Dr. John Marshall Kilimanjaro Sr., 1930-2019

Afriquie I. Kilimanjaro | 4/4/2019, 11:22 a.m.
Dr. John Marshall Kilimanjaro (né Stevenson) Sr., professor, civil rights activist, trailblazing newspaper founder and publisher of the Carolina Peacemaker, ...
Dr. John Marshall Kilimanjaro Sr. Contributed

Dr. John Marshall Kilimanjaro (né Stevenson) Sr., professor, civil rights activist, trailblazing newspaper founder and publisher of the Carolina Peacemaker, passed away on Wednesday, March 27, 2019, at Hospice of the Piedmont in High Point, N.C. John was born on June 6, 1930, in Little Rock, Arkansas to the late Isabell Lawson Broy Stevenson, a Registered Nurse, and the late Arthur Leonard Stevenson, a Pullman Porter. He was the youngest of three children.

John’s mother, Isabell, died when he was 5 years old. He was placed at Sager Brown Orphanage in Baldwin, Louisiana, where he continued to hone his piano skills. He was raised by his aunts Ruth Stevenson Lundy, Beatrice Broy Josey and Sarilda Phillips.

John graduated from Rust College Preparatory School in Holly Springs, Mississippi. He began his college education at Tougaloo College in Tougaloo, Mississippi; while there, he was a charter member of the Rho Epsilon Chapter (1948) of Omega Psi Phi Fraternity, Incorporated.

In 1952, John earned a B.A. in English from Arkansas A.M. & N. College (today, the University of Arkansas at Pine Bluff). He was one of approximately seven African-American graduate students to attend classes at the University of Arkansas at Fayetteville, where he earned a Master of Arts and a doctoral degree in Speech, Theatre Arts and English Literature (1956, 1965).

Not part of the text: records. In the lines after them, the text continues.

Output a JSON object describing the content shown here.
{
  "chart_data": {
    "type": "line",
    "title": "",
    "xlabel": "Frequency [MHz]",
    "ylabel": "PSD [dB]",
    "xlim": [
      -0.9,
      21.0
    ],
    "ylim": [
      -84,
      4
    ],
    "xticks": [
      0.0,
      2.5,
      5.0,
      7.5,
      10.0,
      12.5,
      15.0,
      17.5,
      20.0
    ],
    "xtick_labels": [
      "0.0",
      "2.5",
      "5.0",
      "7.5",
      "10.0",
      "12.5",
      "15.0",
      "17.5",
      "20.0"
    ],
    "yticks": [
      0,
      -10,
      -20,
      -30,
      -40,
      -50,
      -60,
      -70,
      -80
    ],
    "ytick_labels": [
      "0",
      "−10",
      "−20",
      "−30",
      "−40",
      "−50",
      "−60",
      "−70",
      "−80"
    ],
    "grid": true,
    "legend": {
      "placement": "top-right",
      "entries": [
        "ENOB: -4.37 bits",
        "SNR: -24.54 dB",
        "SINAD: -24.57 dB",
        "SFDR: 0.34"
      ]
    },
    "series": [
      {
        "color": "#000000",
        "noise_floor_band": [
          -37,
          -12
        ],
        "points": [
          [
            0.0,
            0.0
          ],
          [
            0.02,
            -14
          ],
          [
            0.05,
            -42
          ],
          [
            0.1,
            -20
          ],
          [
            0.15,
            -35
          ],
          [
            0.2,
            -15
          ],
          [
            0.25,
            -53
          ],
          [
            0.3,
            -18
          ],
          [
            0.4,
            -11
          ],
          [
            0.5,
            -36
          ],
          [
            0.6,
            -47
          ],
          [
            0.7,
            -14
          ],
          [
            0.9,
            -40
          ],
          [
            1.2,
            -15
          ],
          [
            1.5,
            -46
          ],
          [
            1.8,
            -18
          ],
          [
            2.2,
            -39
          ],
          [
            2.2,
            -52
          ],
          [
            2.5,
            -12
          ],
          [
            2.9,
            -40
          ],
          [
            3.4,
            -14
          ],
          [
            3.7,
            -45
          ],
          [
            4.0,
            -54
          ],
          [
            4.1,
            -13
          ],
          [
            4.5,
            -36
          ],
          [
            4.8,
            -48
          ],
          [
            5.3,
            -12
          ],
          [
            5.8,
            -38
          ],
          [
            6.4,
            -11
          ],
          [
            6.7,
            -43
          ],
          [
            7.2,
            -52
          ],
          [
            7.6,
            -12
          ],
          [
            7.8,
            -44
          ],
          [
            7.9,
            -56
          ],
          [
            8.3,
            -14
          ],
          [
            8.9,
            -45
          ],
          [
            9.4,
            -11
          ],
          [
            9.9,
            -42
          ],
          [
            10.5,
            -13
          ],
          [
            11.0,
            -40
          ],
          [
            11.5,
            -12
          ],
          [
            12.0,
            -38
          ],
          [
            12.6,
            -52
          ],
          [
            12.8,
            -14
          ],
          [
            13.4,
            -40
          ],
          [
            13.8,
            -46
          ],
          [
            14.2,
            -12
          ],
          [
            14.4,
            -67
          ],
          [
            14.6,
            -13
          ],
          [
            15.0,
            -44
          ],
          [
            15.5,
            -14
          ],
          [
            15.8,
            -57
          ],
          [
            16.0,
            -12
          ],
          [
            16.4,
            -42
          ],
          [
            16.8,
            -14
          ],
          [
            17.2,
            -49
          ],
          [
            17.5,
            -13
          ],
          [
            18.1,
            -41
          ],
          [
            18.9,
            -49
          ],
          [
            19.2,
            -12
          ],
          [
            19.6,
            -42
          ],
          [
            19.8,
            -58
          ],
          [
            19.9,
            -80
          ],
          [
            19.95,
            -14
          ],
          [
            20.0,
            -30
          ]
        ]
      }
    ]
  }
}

He served in the United States Marine Corps in Europe and the United States Navy as a Naval Hospital Corpsman during the Korean War.

In 1955, Dr. John Marshall Kilimanjaro came to Greensboro, as a “junior instructor” in the Department of English of North Carolina Agricultural & Technical College. Soon after arriving, John joined Temple Emanuel. He married Vickie Kilimanjaro on August 25, 1956, at the Temple located on Greene Street. Rabbi Fred Rypins officiated the service. John served faithfully as a religious school instructor for high school students. He also served as vice president of Temple Brotherhood and volunteered with a host of Brotherhood activities.

Throughout his life, John was always cognizant of the social injustices and the tough economic plight faced by African Americans. In 1958, John was tapped by the late Dr. Edwin Edmonds, who was chairman of the Division of Social Sciences at Bennett College and with the Wesley Foundation at A&T, to become the secretary of the Greensboro NAACP. Today, he is a double life member.

In 1958, Dr. Edmonds, a former classmate with Dr. Martin Luther King Jr. at Boston University, convinced King to give a speech in Greensboro. Kilimanjaro along with several other Greensboro notables helped arrange the gathering, which was held at Pfeiffer Chapel on the campus of Bennett College.

It was during this portentous meeting that John, encouraged by Dr. King, promised to take an active part in the struggle for civil and equal rights and make an enduring contribution that would benefit his community and enhance the lives of the people of Greensboro. The realization and continuing manifestation of this pledge is the weekly newspaper, Carolina Peacemaker.

In 1967, John and wife, Vickie, founded the Carolina Peacemaker, which is the longest running weekly newspaper in Greensboro/ Guilford County. John sought to provide a publication that would tell the stories majority media systematically ignored. The paper’s first offices were located on Gorrell Street in Greensboro.